Let me jump into the conversation and start by saying I am not against profits, and even substantial profits by pharmaceutical companies and the medical industry in general.
That being said, the continued solvency and productivity of Gilead is not my concern, and the amounts they are charging for this drug are obscene.
Let's draw an analogy. A hospital in a decaying urban area is failing financially. One day, a wealthy man is wheeled into the ER in cardiac arrest. The ER doctors save the man's life, and charge him $1 million, arguing that substantial institutional overhead and this man's ability to pay mean that if the hospital is to remain solvent and productive, they need to charge some people huge amounts. Would anyone defend this practice as fair?
If Sovaldi was not a lifesaving drug... if it was like Viagra or Propecia or something, I would have no problem with them charging as much as they liked. But people with Hepititus C have no reasonable alternative, and people will spend unlimited amounts to save their lives.
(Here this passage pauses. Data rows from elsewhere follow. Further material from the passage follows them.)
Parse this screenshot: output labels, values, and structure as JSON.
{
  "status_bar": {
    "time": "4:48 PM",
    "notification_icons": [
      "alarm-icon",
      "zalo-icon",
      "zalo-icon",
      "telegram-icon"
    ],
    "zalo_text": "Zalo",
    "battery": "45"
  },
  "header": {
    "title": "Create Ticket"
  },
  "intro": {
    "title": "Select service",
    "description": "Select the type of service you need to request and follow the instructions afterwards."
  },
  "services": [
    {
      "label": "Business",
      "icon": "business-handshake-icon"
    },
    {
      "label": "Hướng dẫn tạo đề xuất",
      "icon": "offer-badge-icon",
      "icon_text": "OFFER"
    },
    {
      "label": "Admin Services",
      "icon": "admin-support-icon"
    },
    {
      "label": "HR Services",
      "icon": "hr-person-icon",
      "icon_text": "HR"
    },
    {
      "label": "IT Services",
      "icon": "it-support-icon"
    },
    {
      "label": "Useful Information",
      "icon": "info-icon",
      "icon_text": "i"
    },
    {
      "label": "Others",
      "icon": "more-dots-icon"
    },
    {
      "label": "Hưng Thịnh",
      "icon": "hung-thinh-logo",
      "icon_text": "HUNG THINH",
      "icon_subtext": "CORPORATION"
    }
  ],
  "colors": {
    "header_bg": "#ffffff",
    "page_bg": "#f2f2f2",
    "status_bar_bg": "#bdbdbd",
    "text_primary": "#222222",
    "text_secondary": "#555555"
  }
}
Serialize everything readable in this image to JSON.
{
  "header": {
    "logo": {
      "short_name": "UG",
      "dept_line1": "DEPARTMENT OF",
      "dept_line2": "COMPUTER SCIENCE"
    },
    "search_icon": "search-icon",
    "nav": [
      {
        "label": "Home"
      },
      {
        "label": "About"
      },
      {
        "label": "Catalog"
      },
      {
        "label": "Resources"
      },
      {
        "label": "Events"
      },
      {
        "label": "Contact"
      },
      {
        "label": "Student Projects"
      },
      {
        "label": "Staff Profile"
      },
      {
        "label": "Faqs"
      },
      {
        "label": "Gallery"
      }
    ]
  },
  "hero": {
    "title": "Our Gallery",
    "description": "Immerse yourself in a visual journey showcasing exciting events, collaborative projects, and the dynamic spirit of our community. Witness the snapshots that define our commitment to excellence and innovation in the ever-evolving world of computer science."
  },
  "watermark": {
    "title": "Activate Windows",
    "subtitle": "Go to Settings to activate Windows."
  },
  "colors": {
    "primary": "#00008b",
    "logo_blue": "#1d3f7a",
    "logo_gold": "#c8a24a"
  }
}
As for the specific method to determine the price of the drug, I think it's pretty straightforward. Make the drug companies establish a research/testing/approval/production cost that is attributable only to that drug, and then allow them to apply a multiplier to that cost that bakes in subsidies for failed projects, and profits to shareholders. Drug companies that are well managed and generate good drugs consistently will still outperform other drug companies, and those that do not can't just charge obscene amounts for their good drugs to subsidize their poor management.